SciFiWire ~ October 16, 2001

Hemecker Re-Ups For Witchblade

Writer-director Ralph Hemecker has signed up for a second season as executive producer of TNT's Witchblade series, Variety reported. The Warner Brothers Television series was given the green light for a second year in late summer, the trade paper reported. Production recommences in Toronto in January.

New episodes of Witchblade, which is based on the Top Cow comic series of the same name, will debut in spring or summer 2002, Variety reported. The first 10 episodes of the show, which stars Yancy Butler as New York cop Sara Pezzini, averaged a 2.3 rating Tuesdays at 9 p.m.--a 64 percent bump over the movies that were running in the time period a year ago, the trade paper reported.

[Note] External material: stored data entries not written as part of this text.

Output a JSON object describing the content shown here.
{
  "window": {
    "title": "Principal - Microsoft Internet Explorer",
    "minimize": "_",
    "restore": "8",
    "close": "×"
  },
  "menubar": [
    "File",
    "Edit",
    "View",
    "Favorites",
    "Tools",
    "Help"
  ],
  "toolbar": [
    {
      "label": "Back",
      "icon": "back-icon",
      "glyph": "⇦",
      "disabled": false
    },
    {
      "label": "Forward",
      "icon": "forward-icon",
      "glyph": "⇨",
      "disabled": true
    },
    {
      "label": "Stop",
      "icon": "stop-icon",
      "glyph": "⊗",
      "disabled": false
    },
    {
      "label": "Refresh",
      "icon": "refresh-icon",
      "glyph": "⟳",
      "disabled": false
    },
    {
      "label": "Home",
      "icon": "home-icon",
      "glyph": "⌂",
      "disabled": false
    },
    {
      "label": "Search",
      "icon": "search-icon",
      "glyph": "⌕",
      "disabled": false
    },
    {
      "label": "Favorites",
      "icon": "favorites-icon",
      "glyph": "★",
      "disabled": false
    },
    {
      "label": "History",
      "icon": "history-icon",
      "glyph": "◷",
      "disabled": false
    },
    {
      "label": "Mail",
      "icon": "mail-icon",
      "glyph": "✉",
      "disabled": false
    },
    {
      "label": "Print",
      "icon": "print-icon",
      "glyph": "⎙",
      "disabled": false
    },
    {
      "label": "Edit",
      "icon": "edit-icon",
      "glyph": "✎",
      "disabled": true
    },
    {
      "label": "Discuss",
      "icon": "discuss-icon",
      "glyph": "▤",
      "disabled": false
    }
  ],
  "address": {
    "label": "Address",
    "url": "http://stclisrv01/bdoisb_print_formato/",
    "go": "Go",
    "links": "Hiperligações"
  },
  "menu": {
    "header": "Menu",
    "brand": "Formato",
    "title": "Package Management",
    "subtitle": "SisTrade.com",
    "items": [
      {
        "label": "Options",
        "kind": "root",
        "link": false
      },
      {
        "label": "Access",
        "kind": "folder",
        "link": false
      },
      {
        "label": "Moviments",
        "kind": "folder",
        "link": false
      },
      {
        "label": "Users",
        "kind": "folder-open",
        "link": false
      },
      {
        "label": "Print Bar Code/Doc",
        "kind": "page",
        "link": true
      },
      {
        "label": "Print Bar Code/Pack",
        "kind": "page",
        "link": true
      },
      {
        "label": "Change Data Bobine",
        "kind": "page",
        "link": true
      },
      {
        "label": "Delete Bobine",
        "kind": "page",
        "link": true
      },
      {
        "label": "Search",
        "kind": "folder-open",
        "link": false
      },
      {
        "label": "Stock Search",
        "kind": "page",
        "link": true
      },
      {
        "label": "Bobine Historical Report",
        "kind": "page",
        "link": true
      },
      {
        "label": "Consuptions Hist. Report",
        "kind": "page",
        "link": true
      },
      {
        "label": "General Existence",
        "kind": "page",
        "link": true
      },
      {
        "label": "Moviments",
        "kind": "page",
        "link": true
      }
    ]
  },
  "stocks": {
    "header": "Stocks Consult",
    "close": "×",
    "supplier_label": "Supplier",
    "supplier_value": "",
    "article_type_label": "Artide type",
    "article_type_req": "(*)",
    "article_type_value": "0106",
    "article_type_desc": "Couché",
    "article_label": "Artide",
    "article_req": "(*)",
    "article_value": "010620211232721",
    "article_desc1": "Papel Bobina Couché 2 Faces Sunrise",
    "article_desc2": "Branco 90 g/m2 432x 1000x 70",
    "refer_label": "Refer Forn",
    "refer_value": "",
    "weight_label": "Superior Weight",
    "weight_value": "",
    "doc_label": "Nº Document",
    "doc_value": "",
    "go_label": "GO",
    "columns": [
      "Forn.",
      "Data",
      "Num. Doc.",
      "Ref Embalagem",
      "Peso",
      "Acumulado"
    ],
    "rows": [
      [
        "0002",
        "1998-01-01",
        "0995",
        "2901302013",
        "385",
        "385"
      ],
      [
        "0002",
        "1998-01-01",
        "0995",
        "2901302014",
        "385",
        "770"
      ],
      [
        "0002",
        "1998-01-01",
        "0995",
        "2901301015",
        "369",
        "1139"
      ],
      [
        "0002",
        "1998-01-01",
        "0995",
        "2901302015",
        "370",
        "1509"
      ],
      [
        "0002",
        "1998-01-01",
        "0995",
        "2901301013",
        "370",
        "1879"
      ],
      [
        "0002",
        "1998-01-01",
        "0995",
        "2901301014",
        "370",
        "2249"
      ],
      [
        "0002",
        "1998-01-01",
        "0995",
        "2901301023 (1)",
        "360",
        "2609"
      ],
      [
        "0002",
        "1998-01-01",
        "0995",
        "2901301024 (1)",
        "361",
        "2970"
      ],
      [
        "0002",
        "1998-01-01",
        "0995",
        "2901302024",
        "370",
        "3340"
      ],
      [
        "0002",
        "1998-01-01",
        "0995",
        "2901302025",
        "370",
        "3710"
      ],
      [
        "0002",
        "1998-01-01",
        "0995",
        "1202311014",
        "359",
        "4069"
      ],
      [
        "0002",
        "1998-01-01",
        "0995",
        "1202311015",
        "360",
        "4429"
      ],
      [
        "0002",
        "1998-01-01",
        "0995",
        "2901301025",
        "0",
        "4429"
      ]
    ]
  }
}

Hemecker's other TV directing credits include episodes of The X-Files, Millennium and Roar.
News
Comics Continuum ~ June 21, 2001

Witchblade Is A Maxi Mini

TNT has called Witchblade a mini-series but actors in the show told The Continuum they are optimistic it will go beyond the 11-episode order.

"That's up to the viewers. Hopefully, our numbers will be that good," Yancy Butler, who stars as Sara Pezzini, told The Continuum. "I hope it will be picked up. I plan on it."

Ratings for Witchblade, buoyed by a rebroadcast of the pilot movie on The WB, have been good so far.

"Let's be practical. If it gets the ratings, they're not going to end it,"Anthony Cistaro, who plays Kenneth Irons, told The Continuum. "The reason they're calling it a mini-series is they want everybody to know that there is a definite beginning, middle and end. You're watching an 11-hour movie. You've got that two-hour pilot and 11 hours of new material, 13 hours all together. It stands from beginning to middle to end.

My guess, though, is that the writers are always so expansive that by the time the last episode is done is that there will still be more questions. There are a few open strings I see now, and I don't know how they're going to wrap them up. There's plenty of places for this to go."

If this show gets even a reasonable amount of numbers that the pilot got, it's definitely coming back, in my opinion.  David Chokachi, who plays Jake, agreed with Cistaro about the show's potential.

"I think once people see this - I don't want to jinx it - but I think people are going to be jacked up on this show," Chokachi told The Continuum. "I think all the elements that we have in place right now are pretty much the top end -- the crew, actors, writers, directors. I would think they will be willing to give us another 11 to see what happens with it. There's just nothing like it on television."